Some have offered piecemeal alternatives, and that’s fine, but it plays into the myopic bureaucracy of the Port Authority (absolutely at fault, along with their patron, Curious George) that at this point incremental changes will be ‘considered’ indefinitely while the majority of the ill-conceived plans trudge along inevitably. And nothing can stop them. Though there is some public hand wringing about the recent report by the NYPD that the current plan is not as secure as they would like, as a quasi-governmental entity, there is next to nothing to prevent the PANYNJ from moving forward with either the plans as they stand, or even worse permutations to come. Some speculate that much of this finger pointing and delay is engineered to bankrupt Larry Silverstein, so he is forced to back out and then the process can be reopened for consideration. That is giving far too much credit to the organization that was responsible for the WTC in the first place.

The divide and conquer strategy that Ouroussoff outlined in the Times yesterday — preventing the designers, who are all under contract to the LMDC/Port Authority, from speaking to each other or publicly, is an extension of the same logic.
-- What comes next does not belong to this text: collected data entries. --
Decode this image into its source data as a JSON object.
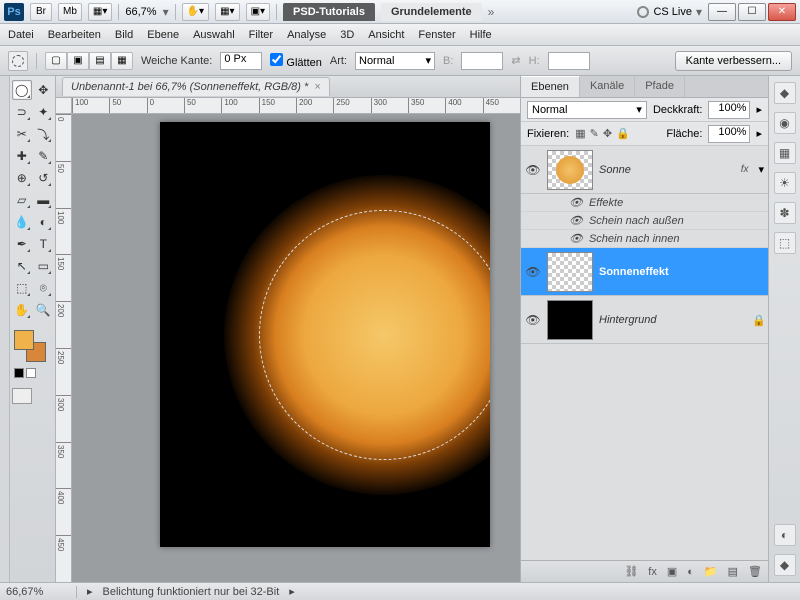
{
  "app": {
    "ps": "Ps"
  },
  "titlebar": {
    "zoom": "66,7%",
    "tab_psd": "PSD-Tutorials",
    "tab_grund": "Grundelemente",
    "cslive": "CS Live",
    "br": "Br",
    "mb": "Mb"
  },
  "menu": [
    "Datei",
    "Bearbeiten",
    "Bild",
    "Ebene",
    "Auswahl",
    "Filter",
    "Analyse",
    "3D",
    "Ansicht",
    "Fenster",
    "Hilfe"
  ],
  "options": {
    "feather_lbl": "Weiche Kante:",
    "feather_val": "0 Px",
    "antialias": "Glätten",
    "style_lbl": "Art:",
    "style_val": "Normal",
    "width_lbl": "B:",
    "height_lbl": "H:",
    "refine": "Kante verbessern..."
  },
  "document": {
    "tab": "Unbenannt-1 bei 66,7% (Sonneneffekt, RGB/8) *",
    "ruler_h": [
      "100",
      "50",
      "0",
      "50",
      "100",
      "150",
      "200",
      "250",
      "300",
      "350",
      "400",
      "450"
    ],
    "ruler_v": [
      "0",
      "50",
      "100",
      "150",
      "200",
      "250",
      "300",
      "350",
      "400",
      "450"
    ]
  },
  "layers_panel": {
    "tabs": [
      "Ebenen",
      "Kanäle",
      "Pfade"
    ],
    "blend_lbl": "Normal",
    "opacity_lbl": "Deckkraft:",
    "opacity_val": "100%",
    "lock_lbl": "Fixieren:",
    "fill_lbl": "Fläche:",
    "fill_val": "100%",
    "layers": [
      {
        "name": "Sonne",
        "fx": "fx"
      },
      {
        "name": "Sonneneffekt"
      },
      {
        "name": "Hintergrund"
      }
    ],
    "effects_lbl": "Effekte",
    "effect1": "Schein nach außen",
    "effect2": "Schein nach innen"
  },
  "status": {
    "zoom": "66,67%",
    "msg": "Belichtung funktioniert nur bei 32-Bit"
  },
  "colors": {
    "fg": "#f0b24a",
    "bg": "#d8863a"
  }
}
Issues are presented, but never with enough time or opportunity to consider the whole. This enables the LMDC to speak with complete authority, dismissing challenges by asserting that they are certainly considering any particular issue, but the inference is that only they can speak with authority, since the overall program is too complex, and somewhere in the bowels of the organization, the best and brightest minds are working to resolve it. But they aren’t. The center is a void, a curious phenomenon, since it mirrors the void of the site itself, which creates a symbolic symmetry. One — which I would argue — should be considered more rigorously as a response. But that is not in the plans, and this temporary interruption, regardless of the air of failure and incompetence that now looms, does not stop ham-fisted urban planning. It only adds to the certainty that the inevitable will be even less palatable.

So what does the leadership do? Well, the inestimable Kevin Rampe looks around, brushes his hands together and says “My work here is done.” Off to fund raise for the memorial and the mysterious Freedom Center, perhaps his last official act will be writing the check for $750 million to himself. It will certainly make him popular at his new job.

Curious George is playing coy with his re-election plans, which is politico speak for approval numbers that are only slightly worse than the Yankees current record. He has no national office chances, but he still has the funds to pay handlers to convince him he does. The sweet Guiliani-style money will likely be too attractive. He’s probably angling for some cosmetic position he can milk, like head of the Freedom Center, to burnish his fixer — er, consulting — gig.

Mike-Mike at least had the gumption to say the Larry Silverstein got his cake, and now he better eat it. But that’s only because every dime you can find in the carpeting at City Hall has to go towards the suddenly, strangely quiet dispute over on the west side. With less than 70 days to a decision for the Olympics (one can imagine Mike-Mike in Union Square, staring at the high-jacked art counting down, and imploring bystanders to assert their support for subsidizing powerful New Jersey families), and no real power in this struggle, he can shine as the voice of reason, something he is unable to muster further uptown.

Larry Silverstein, master of the largest unrented block of space in Manhattan, wants more money. How quaint. After investing a whopping $15 million of his own money, he has the temerity to suggest that his plans, which have proceeded without any real resistance, even as no one has endorsed them as the preferred solution (except for the soon to be departed Kevin Rampe, and a handful of downtown real estate guys who missed the train to midtown), should be publicly underwritten. Well that’s great. I’ve got a bunch of plans for affordable housing in my closet — you think I can get a cut Larry?

Ouroussoff sees in all this opportunity: a drastic intervention into the planning process, so we can then get to the design flaws (some of which are explicitly the result of the poor planning). Unfortunately the figurehead who would best be in a position to turn the ship, Curious George, is the same captain who steered us into the rapids.

Just as I was trying to find some sensible way to conclude this, the news broke that Curious George is going to try and paper over his failure by taking control of the situation via eminent domain. Who is he going to serve papers to – himself? If anyone falls for this gambit, we absolutely deserve the resulting embarassement he is sure to foist on us.